Днище - страница 2

Шрифт
Интервал


– А, сука, бля! – крикнул труп, – Валера, падла, я те щас голову оторву и в жопу засуну, чебурек с говном, плинтус червивый, – и, продолжая на ходу изобретать фразы, о которых никогда не слышали Даль с Ожеговым, но смысл которых был сразу понятен, бывший труп встал на четвереньки и, как лев, потряс гривой с листьями и палочками, которые напоминали скорее гнездо, покинутое птицами навсегда.

Коллеги по удавшемуся эксперименту воскрешения из мёртвых, изрядно перетрусив, побежали через лесок к себе во двор. Из окна уже наполовину торчала Сашкина мама, приглашавшая их для исполнения ежедневного обеденного ритуала.
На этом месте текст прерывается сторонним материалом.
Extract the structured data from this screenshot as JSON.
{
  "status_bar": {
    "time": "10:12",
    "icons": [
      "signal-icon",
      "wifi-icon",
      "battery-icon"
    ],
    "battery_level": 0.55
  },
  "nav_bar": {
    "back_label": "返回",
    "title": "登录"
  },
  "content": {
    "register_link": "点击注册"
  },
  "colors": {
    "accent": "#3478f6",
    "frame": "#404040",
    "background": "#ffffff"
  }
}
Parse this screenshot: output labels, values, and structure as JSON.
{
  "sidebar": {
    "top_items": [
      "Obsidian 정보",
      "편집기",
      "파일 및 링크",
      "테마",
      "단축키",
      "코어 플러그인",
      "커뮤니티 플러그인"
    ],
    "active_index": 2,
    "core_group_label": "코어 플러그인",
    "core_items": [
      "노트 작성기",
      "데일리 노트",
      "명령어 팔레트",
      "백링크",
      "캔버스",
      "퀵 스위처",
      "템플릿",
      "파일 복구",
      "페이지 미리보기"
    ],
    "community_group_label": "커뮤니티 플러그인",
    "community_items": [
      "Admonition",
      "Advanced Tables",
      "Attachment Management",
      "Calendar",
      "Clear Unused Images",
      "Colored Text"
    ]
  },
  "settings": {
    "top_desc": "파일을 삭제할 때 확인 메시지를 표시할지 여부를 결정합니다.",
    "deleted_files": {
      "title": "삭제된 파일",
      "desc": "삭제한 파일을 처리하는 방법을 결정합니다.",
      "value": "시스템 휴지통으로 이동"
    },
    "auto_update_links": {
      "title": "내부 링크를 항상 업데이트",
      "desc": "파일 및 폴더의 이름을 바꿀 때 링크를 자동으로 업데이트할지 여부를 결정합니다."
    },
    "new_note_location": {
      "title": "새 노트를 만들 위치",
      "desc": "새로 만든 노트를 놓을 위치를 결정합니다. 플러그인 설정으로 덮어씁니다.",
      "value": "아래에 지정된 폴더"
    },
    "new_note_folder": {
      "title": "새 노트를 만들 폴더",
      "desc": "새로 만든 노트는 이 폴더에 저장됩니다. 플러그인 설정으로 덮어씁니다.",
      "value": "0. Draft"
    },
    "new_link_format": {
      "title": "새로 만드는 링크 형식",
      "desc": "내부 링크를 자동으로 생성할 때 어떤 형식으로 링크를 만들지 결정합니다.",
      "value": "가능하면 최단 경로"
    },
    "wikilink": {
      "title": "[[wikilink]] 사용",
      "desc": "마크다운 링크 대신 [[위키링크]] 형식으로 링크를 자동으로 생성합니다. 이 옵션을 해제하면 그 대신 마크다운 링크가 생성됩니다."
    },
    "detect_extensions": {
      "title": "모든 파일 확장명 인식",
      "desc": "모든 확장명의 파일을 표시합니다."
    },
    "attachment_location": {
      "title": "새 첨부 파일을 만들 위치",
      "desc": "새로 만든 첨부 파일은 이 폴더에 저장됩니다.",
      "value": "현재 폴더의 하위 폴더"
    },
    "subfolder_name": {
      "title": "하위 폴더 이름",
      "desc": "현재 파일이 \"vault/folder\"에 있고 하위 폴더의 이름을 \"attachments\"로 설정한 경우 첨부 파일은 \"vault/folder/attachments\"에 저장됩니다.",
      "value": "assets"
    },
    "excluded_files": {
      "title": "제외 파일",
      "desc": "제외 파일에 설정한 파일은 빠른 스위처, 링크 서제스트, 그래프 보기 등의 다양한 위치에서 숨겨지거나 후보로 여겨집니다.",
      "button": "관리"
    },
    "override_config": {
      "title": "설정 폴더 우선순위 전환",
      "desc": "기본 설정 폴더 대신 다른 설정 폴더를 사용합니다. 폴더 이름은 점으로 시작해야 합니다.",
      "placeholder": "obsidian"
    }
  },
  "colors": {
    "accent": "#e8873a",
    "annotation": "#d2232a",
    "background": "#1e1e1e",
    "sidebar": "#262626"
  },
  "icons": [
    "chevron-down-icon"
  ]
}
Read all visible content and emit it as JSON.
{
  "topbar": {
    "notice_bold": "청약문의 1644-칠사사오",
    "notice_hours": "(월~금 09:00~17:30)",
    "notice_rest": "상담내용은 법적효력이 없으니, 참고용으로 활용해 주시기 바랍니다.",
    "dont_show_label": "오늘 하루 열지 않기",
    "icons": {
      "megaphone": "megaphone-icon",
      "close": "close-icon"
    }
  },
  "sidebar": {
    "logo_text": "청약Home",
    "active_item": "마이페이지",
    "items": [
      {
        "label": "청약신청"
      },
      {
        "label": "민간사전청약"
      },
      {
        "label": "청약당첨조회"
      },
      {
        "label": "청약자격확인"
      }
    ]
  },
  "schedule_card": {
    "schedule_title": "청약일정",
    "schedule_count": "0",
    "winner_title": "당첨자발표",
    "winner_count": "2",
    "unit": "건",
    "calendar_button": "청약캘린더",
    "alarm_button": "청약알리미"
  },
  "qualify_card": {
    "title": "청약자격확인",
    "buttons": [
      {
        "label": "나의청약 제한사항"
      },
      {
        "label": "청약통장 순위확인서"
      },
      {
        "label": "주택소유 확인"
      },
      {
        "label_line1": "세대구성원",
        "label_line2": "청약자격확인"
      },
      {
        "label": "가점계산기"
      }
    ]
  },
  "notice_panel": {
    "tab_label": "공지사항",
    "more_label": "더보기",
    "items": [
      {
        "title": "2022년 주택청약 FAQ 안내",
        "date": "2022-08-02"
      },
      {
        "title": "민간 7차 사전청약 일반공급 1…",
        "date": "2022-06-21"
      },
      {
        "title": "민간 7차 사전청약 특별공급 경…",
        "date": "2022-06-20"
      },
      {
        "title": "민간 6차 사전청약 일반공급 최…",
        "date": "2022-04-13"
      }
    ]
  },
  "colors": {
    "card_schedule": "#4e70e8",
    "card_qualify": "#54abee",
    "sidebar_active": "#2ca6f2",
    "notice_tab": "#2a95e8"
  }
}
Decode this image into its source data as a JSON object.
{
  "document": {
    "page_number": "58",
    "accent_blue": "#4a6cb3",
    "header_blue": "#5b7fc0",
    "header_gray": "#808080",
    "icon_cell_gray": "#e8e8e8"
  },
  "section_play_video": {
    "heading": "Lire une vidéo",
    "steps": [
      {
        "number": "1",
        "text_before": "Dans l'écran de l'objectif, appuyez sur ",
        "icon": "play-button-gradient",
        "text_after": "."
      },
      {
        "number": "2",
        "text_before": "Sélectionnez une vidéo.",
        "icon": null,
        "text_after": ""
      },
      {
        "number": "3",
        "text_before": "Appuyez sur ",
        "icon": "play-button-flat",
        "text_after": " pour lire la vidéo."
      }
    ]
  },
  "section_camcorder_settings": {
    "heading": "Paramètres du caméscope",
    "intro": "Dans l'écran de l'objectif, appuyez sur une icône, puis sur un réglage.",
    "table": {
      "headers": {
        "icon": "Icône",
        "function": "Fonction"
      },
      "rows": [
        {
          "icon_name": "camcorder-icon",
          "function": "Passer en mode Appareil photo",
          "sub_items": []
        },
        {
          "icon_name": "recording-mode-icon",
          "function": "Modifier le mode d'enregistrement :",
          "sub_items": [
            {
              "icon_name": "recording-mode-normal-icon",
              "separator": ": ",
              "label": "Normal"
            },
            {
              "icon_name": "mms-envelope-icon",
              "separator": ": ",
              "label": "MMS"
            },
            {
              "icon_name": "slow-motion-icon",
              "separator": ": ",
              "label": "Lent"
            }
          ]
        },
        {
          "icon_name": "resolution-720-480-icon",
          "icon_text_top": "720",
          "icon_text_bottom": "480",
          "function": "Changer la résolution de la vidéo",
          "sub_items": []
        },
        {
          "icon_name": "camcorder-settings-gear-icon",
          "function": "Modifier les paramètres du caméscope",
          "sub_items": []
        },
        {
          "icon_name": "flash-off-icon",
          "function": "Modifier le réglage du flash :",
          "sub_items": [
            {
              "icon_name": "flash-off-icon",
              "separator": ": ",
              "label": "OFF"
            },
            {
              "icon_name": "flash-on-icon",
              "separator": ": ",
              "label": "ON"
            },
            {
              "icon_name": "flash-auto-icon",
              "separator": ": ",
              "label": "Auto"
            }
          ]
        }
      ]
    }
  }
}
– Идём! – крикнули они хором и пулей побежали в подъезд.

Глава 2

Бывший бизнесмен, а ныне профессионал в употреблении всего, что горит и ночёвках в экстремальных условиях, с чудом оставшейся пропиской без закреплённой, правда, жилплощади, Леонид Израилевич Куц потирал ушибленное ухо в попытке сообразить всё сразу. Непонятно было и то, как его зовут, и то, что он тут делает, и всякие другие мелочи жизни. Единственное, что можно было точно определить по тёплому комку чуть ниже спины, это единственное определять не хотелось. В голове, в разжиженных жизнью мыслях, плавала твёрдая, угловатая фраза: Валера, падла! Она царапала измученный мозг, билась о стенки черепа, желая вырваться из заточения и полететь на юг с перелётными птицами, оставив своего тюремщика и дальше почивать в кустарнике в испачканных алкогольной комой штанах.

Лёня Куц, сделав сверхусилие, вспомнил всё разом, и от этого стало душно и затошнило. Затем он вытер грязный рот рукавом не менее грязного пальто и встал. Потом присел на корточки и незаметно избавил свою единственную пару брюк от отяжелявшего их и душу груза.

– Фух, выпить бы, – сказал Лёня вслух самому себе и удивился, услышав чужой, упавший до самых низших октав, голос.

Правое ухо горело, но вспоминать Куца было не кому, поэтому смутная догадка о покушении на целостность верхней части его туловища превратилась в непоколебимую уверенность вины того самого Валеры, образ которого столь метко очерчивался словом «падла». Но мстить, сколь бы благородными ни были порывы, не представлялось возможным без поправки здоровья. В карманах, тем временем, не оказалось ничего, пригодного для обмена в местном магазинчике, любовно называемым «Любушка» по имени тёти Любы, продавщицы. В общем, любовь-любовь, кругом одна любовь. Правда, у населения, не столь озабоченного орошением иссохшегося горла, это место именовалось «рыгаловкой». По вполне объективным причинам.